Fit-testing is a laborious task, taking around 30 min to do properly, and comprises qualitative fit-testing (testing whether the respirator-wearing healthcare worker can taste an intensely bitter or sweet substance sprayed into the ambient air around the outside of the mask) or quantitative fit testing (measuring the ratio of particles in the air inside and outside the breathing zone when wearing the respirator). Attempts have been made to circumvent the requirement for fit testing, and it has been suggested that self-testing for a seal by the respirator wearer (see http://youtu.be/pGXiUyAoEd8a for a video demonstration) is a sufficient substitute for fit-testing. However, self-checking for a seal has been demonstrated to be a highly unreliable technique in two separate studies so that full fit-testing remains a necessary preliminary requirement before respirators can be used in the healthcare setting.

Operationally, this presents significant challenges to organizations with many healthcare workers who require fit-testing. Chakladar et al. pointed out that, in addition to the routine need for repeat testing over time to ensure that changes in weight or facial hair have not compromised a good fit, movements of healthcare workers between organizations using different makes of respirators would necessitate additional repeat fit-testing. Fit-testing is likely to remain problematic to health-care organizations for the foreseeable future. In addition to the requirement for fit-testing, ‘fit-checking’ is also required each time the respirator is donned to ensure there are no air leaks.

Is a poorly-fitting N95 respirator better than nothing? The reviewed studies suggest that at that point it’s just a very fancy and expensive surgical mask.

7. Were the CDC recommendations intentionally deceptive?

No, and I owe them an apology here.

I think the evidence above suggests masks can be helpful. Masked health care workers were less likely to catch disease than unmasked ones. Masked travelers on planes were less likely to catch disease than unmasked ones. In per protocol analysis, masked family members are less likely to catch disease from an index patient than unmasked ones. Laboratory studies confirm that masks block most particles. All of this accords with a commonsense understanding of droplet and aerosol transmission of disease.

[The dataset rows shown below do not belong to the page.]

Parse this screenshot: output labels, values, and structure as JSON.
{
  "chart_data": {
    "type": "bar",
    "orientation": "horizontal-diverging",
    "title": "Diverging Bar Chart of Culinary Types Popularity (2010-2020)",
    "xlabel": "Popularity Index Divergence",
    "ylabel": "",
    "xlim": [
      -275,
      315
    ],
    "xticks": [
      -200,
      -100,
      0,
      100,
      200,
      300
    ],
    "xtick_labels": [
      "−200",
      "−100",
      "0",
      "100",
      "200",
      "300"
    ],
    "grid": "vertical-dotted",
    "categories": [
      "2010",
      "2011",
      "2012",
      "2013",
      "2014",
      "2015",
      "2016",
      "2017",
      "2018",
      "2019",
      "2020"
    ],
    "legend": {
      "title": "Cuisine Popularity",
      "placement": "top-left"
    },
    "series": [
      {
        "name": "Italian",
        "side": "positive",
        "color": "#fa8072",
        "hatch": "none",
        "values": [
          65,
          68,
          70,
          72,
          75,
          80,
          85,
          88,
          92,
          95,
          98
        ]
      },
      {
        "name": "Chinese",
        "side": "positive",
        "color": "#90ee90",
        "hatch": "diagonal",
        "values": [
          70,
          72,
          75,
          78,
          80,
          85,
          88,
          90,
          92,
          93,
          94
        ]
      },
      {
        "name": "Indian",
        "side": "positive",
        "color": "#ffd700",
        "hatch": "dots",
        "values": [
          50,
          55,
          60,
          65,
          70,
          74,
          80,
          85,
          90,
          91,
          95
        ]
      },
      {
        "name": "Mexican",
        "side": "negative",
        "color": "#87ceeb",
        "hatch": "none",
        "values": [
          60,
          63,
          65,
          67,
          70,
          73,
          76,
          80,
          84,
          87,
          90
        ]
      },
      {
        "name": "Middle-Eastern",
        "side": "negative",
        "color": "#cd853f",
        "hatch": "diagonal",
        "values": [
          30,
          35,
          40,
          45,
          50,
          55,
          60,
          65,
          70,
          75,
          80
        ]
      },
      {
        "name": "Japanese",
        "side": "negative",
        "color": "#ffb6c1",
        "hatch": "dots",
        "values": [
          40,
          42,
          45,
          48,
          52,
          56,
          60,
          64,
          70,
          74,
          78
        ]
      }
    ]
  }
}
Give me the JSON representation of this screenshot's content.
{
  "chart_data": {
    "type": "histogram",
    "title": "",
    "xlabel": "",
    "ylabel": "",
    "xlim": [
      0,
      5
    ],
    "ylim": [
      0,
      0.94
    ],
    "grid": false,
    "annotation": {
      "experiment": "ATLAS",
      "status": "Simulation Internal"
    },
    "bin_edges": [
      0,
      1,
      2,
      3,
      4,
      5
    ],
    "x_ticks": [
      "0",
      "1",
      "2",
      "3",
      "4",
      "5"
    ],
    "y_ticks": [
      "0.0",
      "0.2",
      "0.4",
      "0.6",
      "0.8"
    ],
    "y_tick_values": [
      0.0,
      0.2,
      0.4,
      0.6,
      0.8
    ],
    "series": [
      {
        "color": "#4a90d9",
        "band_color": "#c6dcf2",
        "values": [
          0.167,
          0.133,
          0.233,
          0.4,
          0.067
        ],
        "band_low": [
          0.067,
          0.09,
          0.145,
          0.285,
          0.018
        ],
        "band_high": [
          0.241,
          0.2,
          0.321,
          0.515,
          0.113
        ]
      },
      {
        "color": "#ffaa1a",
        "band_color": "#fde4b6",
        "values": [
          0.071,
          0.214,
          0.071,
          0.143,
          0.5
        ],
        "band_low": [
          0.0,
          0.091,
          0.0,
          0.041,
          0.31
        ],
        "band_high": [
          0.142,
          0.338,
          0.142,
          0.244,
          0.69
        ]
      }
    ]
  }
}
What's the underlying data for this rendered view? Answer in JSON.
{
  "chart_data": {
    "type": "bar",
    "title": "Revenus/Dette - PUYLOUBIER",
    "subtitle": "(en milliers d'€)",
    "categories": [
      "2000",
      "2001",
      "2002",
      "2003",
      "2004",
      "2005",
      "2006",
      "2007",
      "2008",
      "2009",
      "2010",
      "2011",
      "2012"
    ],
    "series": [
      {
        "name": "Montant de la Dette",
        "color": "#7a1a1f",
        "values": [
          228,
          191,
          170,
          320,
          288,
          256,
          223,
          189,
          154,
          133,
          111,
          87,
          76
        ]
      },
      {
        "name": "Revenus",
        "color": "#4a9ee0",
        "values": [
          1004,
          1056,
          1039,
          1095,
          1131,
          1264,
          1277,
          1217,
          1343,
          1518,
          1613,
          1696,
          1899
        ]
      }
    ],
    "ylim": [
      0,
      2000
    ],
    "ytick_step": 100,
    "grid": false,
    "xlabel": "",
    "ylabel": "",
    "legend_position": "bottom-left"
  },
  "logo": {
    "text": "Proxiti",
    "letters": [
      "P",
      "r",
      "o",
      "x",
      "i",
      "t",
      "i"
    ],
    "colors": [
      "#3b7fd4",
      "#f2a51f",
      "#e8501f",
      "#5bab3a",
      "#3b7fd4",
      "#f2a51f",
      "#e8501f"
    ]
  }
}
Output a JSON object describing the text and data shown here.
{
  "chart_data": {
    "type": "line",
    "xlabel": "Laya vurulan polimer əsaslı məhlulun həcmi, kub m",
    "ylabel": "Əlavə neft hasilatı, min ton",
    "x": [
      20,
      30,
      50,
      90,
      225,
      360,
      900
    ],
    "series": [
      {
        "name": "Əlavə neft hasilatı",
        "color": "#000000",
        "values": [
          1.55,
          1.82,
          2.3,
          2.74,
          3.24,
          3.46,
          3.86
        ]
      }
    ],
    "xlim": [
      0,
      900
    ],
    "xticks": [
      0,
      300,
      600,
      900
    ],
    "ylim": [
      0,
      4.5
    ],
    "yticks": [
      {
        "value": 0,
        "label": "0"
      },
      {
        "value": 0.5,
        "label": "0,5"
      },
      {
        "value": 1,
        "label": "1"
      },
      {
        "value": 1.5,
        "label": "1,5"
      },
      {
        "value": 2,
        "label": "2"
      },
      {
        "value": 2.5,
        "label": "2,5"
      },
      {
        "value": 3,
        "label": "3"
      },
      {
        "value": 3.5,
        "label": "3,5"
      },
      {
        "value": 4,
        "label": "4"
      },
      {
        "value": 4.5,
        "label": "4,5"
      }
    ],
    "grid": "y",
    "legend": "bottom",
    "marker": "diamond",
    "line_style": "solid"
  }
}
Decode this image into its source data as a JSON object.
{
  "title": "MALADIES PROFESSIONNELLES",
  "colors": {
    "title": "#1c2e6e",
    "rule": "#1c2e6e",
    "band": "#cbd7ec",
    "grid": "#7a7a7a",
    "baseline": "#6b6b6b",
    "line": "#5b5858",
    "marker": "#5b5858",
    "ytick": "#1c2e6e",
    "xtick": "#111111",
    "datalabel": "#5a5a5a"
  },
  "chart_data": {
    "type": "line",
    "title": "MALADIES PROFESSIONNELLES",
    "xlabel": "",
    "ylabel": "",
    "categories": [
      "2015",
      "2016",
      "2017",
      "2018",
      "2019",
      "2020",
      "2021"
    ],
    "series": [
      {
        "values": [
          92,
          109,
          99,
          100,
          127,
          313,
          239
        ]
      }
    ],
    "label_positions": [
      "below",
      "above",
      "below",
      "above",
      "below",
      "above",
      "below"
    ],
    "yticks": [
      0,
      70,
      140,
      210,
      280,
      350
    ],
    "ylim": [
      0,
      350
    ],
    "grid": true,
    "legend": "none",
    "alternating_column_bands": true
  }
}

None of these, except maybe the plane study, tell us exactly what we want to know. The SARS studies were all done in a health care setting, so they don’t prove that regular people can benefit from masks. But health care workers are closely related to homo sapiens and ought to have similar anatomy and physiology. Surgical masks aren’t as complicated as respirators and we can assume most people get them right. And although health care workers are in unusually high-risk situations, that should just affect the magnitude of the benefit, not the sign; obviously the level of risk ordinary people encounter is sometimes relevant, considering they do often catch pandemic diseases. So our default assumption should be that these studies carry over, not that they don’t.

Likewise, most of the community studies were done on family members. Most guidelines already say to mask up if you have a sick family member, so talking about subways and crowds requires a little bit of extrapolation. But again, being in a family is just one form of close contact. It would take bizarre convolutions to even imagine a theory where you can catch diseases from your family members but not from people you sit next to on a train. Our default assumption should be in favor of these results generalizing, not against them.

But the CDC has recommended against mask use. I hypothesized that the CDC was intentionally lying to us, trying to trick us into not buying masks so there would be enough for health care workers.

But that can’t be true, because the CDC and other experts came up with their no-masks policy years ago, long before there was any supply shortage.